Risk of Cyber-Physical Attack via Load With Emulated Inertia Control

Abstract

The intrinsic electromechanical coupling of power and frequency across a power system creates the possibility of indirect cyber-physical attacks, where the attack's impact occurs at locations far removed from the intrusion point. The work here explores this vulnerability, demonstrating mechanisms by which an attacker could cause system-wide unstable oscillations and trips of generators, by an attack altering only local control characteristics of customer loads. This extends previous work on malicious control in generator governor control loops in three ways. First, the fidelity and size of the study system is improved, with each generator represented via detailed models in a non-linear dynamic simulation.
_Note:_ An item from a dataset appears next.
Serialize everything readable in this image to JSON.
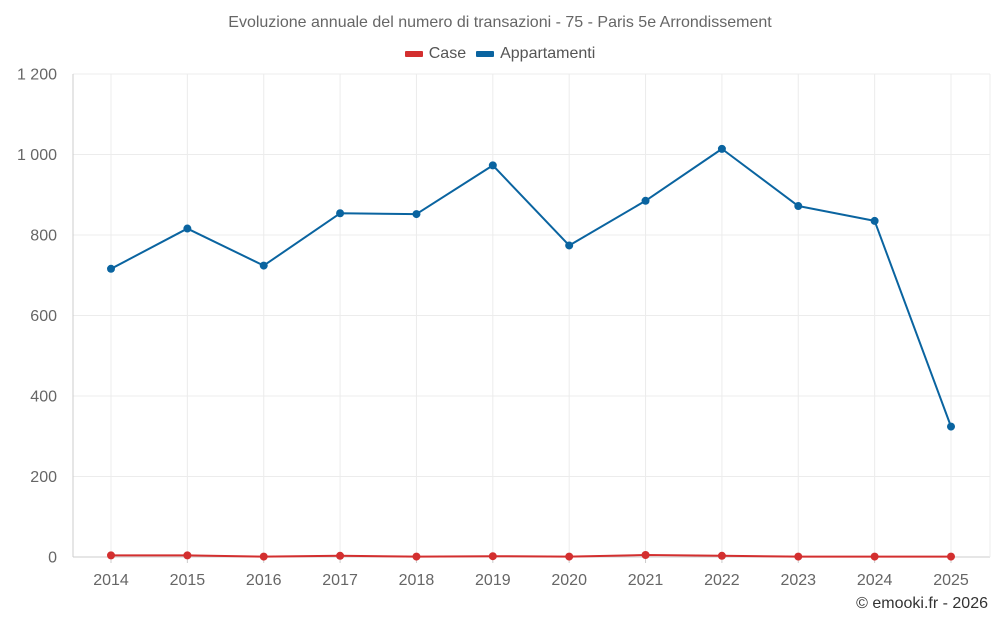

Second, we study an increasingly plausible attack, in which loads (prior to attack) are enlisted to enhance system stability through the exercise of emulated inertia control. Finally, the work demonstrates methodologies which an attacker might employ to choose the generator(s) targeted to experience large oscillations (and tripping through protective relay action) and the locations, where compromised control systems would have greatest impact. Nonlinear simulation results indicate that malicious control destabilizes the power system, with targeted generators experiencing large magnitude oscillations, and probable tripping of rate of change of frequency protective relays. These results are demonstrated as robust over variations in parameters, topology, and loading.